Still, I have often asked: Why, God? Why put me here? I was not necessarily planned. And the answer I keep returning to is this — I was put here to help those who need help. People like my mother.
And my mother — hers was not an easy life. But now she is at peace. She is at rest. I know that she woke in Heaven, in the warm embrace of Jesus, where, as the Scriptures promise, “There will be no more death or mourning or crying or pain, for the old order of things has passed away” (Revelation 21:4). Think about that. She is finally at rest. No more pain. No more regrets. She deserves this, and I must not be selfish in my grief; I must be glad for her. She is at peace.
So here we are, left with the tapestry of memories — including the hard ones. And I have come to believe that the time has come to put the hard ones to rest: to remember the good, and to release the rest.
The Spencer years. Yes — there was guilt, shame, pain, addiction, abuse, infidelity. Put these to rest, and focus instead on the good times. Times like those that followed.
The Sheboygan years. Yes — there was death, illness, and teenage rebellion (I’m sorry). Put these to rest as well, and focus instead on the Bricco gatherings, her years with Rodger, and Beamer. And, of course, the decorating.
The Neenah years. Yes — there was more illness, isolation, and pain. Put these to rest, and focus instead on the time she shared with her grandchildren, whom she loved dearly; on her new friends; and on the season she finally had to discover herself.
I will end with two passages from Paul that I hold close.
13 Brothers and sisters, we do not want you to be uninformed about those who sleep in death, so that you do not grieve like the rest of mankind, who have no hope. 14 For we believe that Jesus died and rose again, and so we believe that God will bring with Jesus those who have fallen asleep in him. 15 According to the Lord’s word, we tell you that we who are still alive, who are left until the coming of the Lord, will certainly not precede those who have fallen asleep. 16 For the Lord himself will come down from heaven, with a loud command, with the voice of the archangel and with the trumpet call of God, and the dead in Christ will rise first. 17 After that, we who are still alive and are left will be caught up together with them in the clouds to meet the Lord in the air. And so we will be with the Lord forever. 18 Therefore encourage one another with these words.
— 1 Thessalonians 4:13–18 (NIV)
I hope that you find rest. I know that it is time for me to rest.

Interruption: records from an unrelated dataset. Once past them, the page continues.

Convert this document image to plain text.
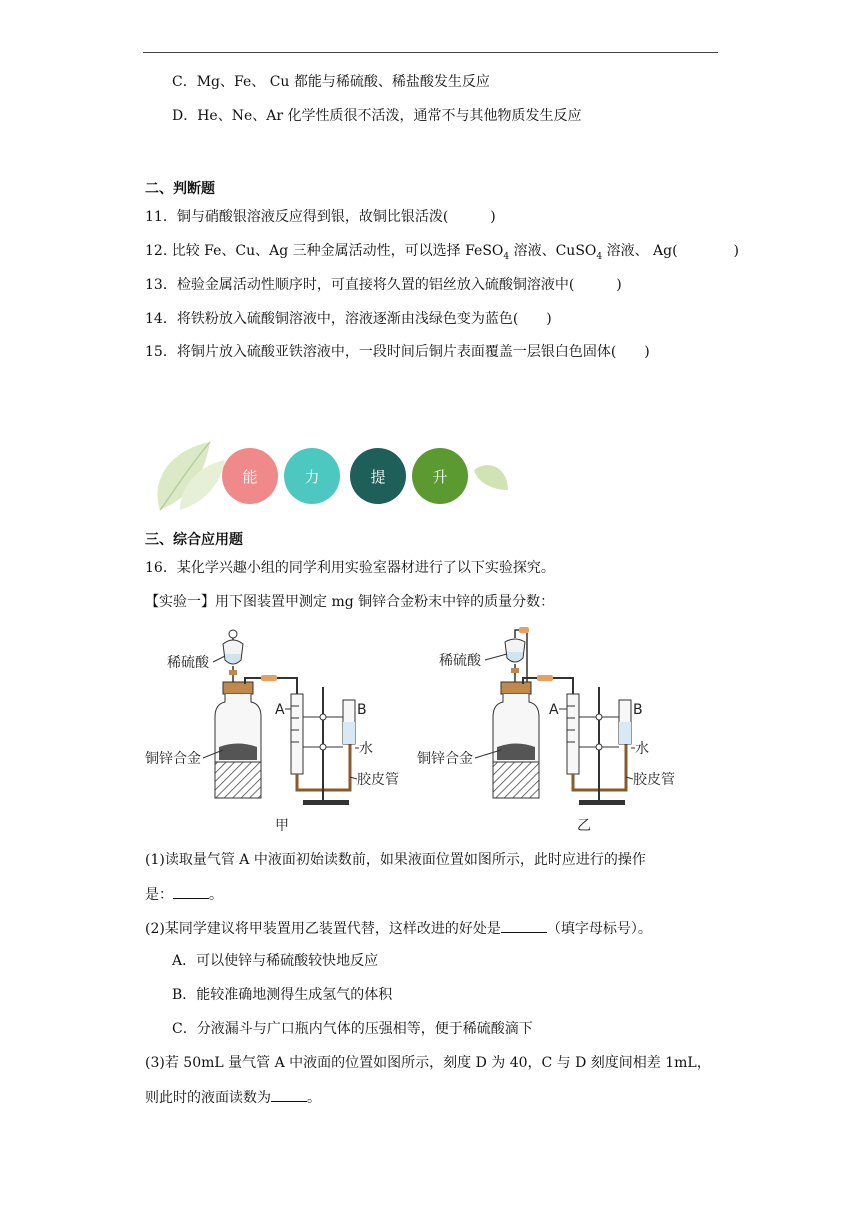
C．Mg、Fe、 Cu 都能与稀硫酸、稀盐酸发生反应
D．He、Ne、Ar 化学性质很不活泼，通常不与其他物质发生反应
二、判断题
11．铜与硝酸银溶液反应得到银，故铜比银活泼(　　　)
12. 比较 Fe、Cu、Ag 三种金属活动性，可以选择 FeSO$_4$ 溶液、CuSO$_4$ 溶液、 Ag(　　　　)
13．检验金属活动性顺序时，可直接将久置的铝丝放入硫酸铜溶液中(　　　)
14．将铁粉放入硫酸铜溶液中，溶液逐渐由浅绿色变为蓝色(　　)
15．将铜片放入硫酸亚铁溶液中，一段时间后铜片表面覆盖一层银白色固体(　　)
能	力	提	升
三、综合应用题
16．某化学兴趣小组的同学利用实验室器材进行了以下实验探究。
【实验一】用下图装置甲测定 mg 铜锌合金粉末中锌的质量分数：
稀硫酸
铜锌合金
A	B
水
胶皮管
甲
稀硫酸
铜锌合金
A	B
水
胶皮管
乙
(1)读取量气管 A 中液面初始读数前，如果液面位置如图所示，此时应进行的操作
是：	。
(2)某同学建议将甲装置用乙装置代替，这样改进的好处是	（填字母标号）。
A．可以使锌与稀硫酸较快地反应
B．能较准确地测得生成氢气的体积
C．分液漏斗与广口瓶内气体的压强相等，便于稀硫酸滴下
(3)若 50mL 量气管 A 中液面的位置如图所示，刻度 D 为 40，C 与 D 刻度间相差 1mL，
则此时的液面读数为	。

1 Therefore, since we have been justified through faith, we have peace with God through our Lord Jesus Christ, 2 through whom we have gained access by faith into this grace in which we now stand. And we boast in the hope of the glory of God. 3 Not only so, but we also glory in our sufferings, because we know that suffering produces perseverance; 4 perseverance, character; and character, hope. 5 And hope does not put us to shame, because God’s love has been poured out into our hearts through the Holy Spirit, who has been given to us.